Personally I LOVE it! It’s probably one of the easiest recipes to prepare for the holidays and adds a whole world of complimentary flavors to your meats. OH and it pairs so beautifully with Brie! YUM!
I do enjoy that tart sweet taste and have been known to have it on hand during the colder weather … it’s gorgeous used for the Cranberry Cream Cheese Pastries and I also enjoy adding it to my toasted chicken, turkey, pork or brie sandwiches. YUM!
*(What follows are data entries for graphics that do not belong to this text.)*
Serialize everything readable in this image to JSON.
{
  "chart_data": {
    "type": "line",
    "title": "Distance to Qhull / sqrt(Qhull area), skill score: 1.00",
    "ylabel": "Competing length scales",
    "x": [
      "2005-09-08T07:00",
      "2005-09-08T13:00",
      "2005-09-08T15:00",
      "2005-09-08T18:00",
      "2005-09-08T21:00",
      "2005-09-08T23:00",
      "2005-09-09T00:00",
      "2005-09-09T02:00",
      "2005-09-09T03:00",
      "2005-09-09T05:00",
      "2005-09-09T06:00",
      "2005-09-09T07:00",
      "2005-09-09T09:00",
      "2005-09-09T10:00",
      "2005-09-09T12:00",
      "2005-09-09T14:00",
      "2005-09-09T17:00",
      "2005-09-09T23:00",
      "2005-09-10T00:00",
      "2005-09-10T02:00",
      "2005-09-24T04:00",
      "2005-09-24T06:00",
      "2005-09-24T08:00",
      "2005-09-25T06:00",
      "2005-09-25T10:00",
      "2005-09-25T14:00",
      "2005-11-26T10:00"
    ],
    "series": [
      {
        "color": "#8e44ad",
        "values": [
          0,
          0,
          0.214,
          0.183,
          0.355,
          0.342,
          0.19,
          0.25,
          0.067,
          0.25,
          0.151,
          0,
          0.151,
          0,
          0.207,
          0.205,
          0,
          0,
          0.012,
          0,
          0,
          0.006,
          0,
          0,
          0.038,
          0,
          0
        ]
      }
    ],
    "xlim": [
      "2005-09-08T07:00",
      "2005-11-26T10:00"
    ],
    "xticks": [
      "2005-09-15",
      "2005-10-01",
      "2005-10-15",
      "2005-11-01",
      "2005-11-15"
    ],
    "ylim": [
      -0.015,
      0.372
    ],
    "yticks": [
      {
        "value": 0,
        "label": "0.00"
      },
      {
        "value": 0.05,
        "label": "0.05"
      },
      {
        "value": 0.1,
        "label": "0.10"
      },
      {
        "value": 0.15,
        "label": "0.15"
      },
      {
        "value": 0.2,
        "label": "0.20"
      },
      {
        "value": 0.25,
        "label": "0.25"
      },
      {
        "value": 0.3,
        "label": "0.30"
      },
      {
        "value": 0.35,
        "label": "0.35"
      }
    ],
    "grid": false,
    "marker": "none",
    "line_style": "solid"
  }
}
One thing that I do once I see the fresh cranberries hit the shelves, is to buy several bags at a time and then freeze them. They keep really well in the freezer and then I’m sure to have them on hand if I ever want to make a batch of Cranberry muffins or cookies.
For this recipe, I have simply pimped up the basic recipe that you find on the back of the bag … think the warmth cinnamon and a hint of orange. It is lovely indeed!
I do hope and pray that you all have a safe and wonderful Holiday Season! If you are travelling, take your time and be safe. If you are hosting a Christmas spread … stay sane (lol – advice to myself) and enjoy!
Be Blessed and Merry Christmas!
A pimped up version of the traditional Cranberry Sauce, with a hint of orange and the warmth of cinnamon!
- 1 (12 oz) bag of Cranberries, fresh or frozen
- 3/4 cup Sugar
- 1 tsp Cinnamon
- 1 cup Orange Juice
- Wash and rinse the Cranberries.
- Place all the ingredients in a small saucepan on high heat and bring to a boil.
- Reduce heat to medium - medium high and continue to boil gently for about 8 - 12 minutes, stirring occasionally.
- Take off heat and let cool for about 10 minutes and then transfer to serving dish.
- Can be served warm or cold.
- Keep in refrigerator covered for up to 1 week.